Zwischen den beiden Extremen fand die 42-Jährige in langwieriger Recherche manchmal Menschen, die noch fragmentarisch vom ehemaligen Kollegen, von der früheren Nachbarin berichten konnten. Was Piening im Gespräch mit Todesermittlern der Polizei, Bestattern oder Hausverwaltern erfahren hat: "Es kann jeden treffen." Einsam zu sterben habe nichts mit dem sozialen Status eines Menschen zu tun. Oft sei das ein Phänomen der Großstadt, in der Menschen leichter untergehen, über den Tod hinaus. Eine zentrale Frage, die aus dem Thema für Gesche Piening erwuchs, lautet: "Was nehmen wir alles nicht wahr in unserer Gesellschaft?"

Piening beschäftigt sich in ihren genreübergreifenden Arbeiten häufig mit sozialen Fragen. Doch noch nie habe sie bei einem Thema einen so schnellen Wandel der gesellschaftlichen Haltung erlebt wie bei ihrem Großprojekt "Bestattungen von Amts wegen in München". "Als ich 2017 angefangen habe, war die erste Reaktion immer Abgrenzung", erinnert sich die Künstlerin, die für diese Arbeit ein Stipendium der Landeshauptstadt München bekam. Allein zu sterben oder ohne jede Anteilnahme von Angehörigen, Freunden oder Nachbarn bestattet zu werden, sei für die meisten nicht vorstellbar gewesen. "Doch durch die Corona-Pandemie musste sich jeder plötzlich mit der Möglichkeit auseinandersetzen, allein im Krankenhaus zu sterben", sagt Piening. Das Mitgefühl für den einsamen Tod mancher Menschen sei dank Corona sprunghaft gestiegen.

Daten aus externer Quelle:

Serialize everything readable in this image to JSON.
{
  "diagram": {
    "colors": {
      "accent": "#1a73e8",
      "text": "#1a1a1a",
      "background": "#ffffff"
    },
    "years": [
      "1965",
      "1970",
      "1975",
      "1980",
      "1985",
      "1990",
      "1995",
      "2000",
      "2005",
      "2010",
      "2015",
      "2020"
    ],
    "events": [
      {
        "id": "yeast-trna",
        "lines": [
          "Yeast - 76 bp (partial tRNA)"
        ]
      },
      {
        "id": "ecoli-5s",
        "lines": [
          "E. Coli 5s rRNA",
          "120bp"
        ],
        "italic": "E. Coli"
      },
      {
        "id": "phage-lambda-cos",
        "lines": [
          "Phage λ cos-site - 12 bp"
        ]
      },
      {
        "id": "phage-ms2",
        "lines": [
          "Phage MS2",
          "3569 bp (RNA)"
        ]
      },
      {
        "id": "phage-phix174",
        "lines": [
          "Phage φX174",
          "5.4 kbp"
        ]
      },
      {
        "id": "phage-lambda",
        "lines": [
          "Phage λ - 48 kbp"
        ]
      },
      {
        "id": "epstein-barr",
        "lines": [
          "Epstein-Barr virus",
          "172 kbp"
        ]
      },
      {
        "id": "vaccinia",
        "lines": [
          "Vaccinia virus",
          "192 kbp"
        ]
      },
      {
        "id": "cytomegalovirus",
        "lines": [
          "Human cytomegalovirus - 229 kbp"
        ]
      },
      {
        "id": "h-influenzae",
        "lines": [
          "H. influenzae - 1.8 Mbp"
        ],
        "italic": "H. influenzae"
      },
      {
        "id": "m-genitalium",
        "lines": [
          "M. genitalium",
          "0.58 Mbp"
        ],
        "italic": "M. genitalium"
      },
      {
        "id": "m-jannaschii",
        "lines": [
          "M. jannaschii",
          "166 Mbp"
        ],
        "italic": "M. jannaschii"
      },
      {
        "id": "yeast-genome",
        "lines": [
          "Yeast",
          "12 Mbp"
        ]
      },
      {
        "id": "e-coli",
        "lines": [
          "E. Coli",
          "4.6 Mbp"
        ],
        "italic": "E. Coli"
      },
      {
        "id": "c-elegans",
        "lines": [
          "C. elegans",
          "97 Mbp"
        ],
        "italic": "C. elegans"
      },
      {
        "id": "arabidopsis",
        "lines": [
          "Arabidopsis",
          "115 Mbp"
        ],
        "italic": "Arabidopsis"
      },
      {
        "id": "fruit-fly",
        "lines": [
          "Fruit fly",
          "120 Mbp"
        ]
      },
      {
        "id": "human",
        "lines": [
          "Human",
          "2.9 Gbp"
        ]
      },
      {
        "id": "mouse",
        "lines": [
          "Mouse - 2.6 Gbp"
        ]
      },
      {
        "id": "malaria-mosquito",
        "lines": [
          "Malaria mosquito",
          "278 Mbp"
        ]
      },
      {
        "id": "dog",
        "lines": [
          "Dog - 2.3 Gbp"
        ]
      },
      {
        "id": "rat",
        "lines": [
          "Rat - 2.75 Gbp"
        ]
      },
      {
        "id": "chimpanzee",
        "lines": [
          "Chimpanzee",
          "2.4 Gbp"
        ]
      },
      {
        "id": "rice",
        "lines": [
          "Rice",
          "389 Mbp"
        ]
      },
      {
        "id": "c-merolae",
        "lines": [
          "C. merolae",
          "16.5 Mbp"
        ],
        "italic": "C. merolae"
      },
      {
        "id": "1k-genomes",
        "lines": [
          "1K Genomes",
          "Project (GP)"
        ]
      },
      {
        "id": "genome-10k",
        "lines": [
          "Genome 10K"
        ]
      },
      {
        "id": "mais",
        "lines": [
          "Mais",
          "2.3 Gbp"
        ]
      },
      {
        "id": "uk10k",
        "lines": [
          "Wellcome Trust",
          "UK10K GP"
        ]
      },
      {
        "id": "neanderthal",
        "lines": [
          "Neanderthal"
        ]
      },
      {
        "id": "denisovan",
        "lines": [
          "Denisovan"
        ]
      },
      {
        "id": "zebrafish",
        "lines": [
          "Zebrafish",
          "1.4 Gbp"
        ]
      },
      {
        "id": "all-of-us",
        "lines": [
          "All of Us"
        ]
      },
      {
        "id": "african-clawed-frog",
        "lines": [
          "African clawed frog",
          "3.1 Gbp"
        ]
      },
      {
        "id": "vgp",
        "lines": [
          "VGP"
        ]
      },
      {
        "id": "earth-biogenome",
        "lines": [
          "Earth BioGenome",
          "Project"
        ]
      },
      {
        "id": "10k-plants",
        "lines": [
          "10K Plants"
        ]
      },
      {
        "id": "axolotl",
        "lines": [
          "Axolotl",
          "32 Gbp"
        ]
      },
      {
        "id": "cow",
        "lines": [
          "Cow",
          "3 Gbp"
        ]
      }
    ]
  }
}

Auch die Lukaskirche kommt dank Corona in den Genuss der Hörinstallation auf einem ungenutzten Rasengeviert auf der Nordseite. Ursprünglich sollte das "Requiem für Verschwundene", der dritte Teil der Trilogie "Bestattungen von Amts wegen", bereits im Sommer als Theaterstück aufgeführt werden - zum damaligen Zeitpunkt undenkbar. Auf der Suche nach einem anderen Ort bot sich die Lukaskirche an. "Mit ihrem sozialen Engagement für Menschen ist sie für das Thema genau richtig", sagt Gesche Piening.

Vom 19. September bis 22. November können sich Passanten und Besucher nun von dem schmalen gelben Leitstreifen vom Portal der Kirche zum Ort der Ausstellung locken lassen und die "kleinstmögliche Form eines Staatsbegräbnisses" erfahren. Für jede der sechs Biografien haben Musiker ein eigenes Requiem komponiert. Vom Jodler in Moll über ein Songwriter-Stück bis hin zur zeitgenössischen Oper ist alles dabei. Gesche Pienings Ziel ist, die einsam und unbemerkt Gestorbenen und Begrabenen sichtbar zu machen und ihnen Würde zurückzugeben.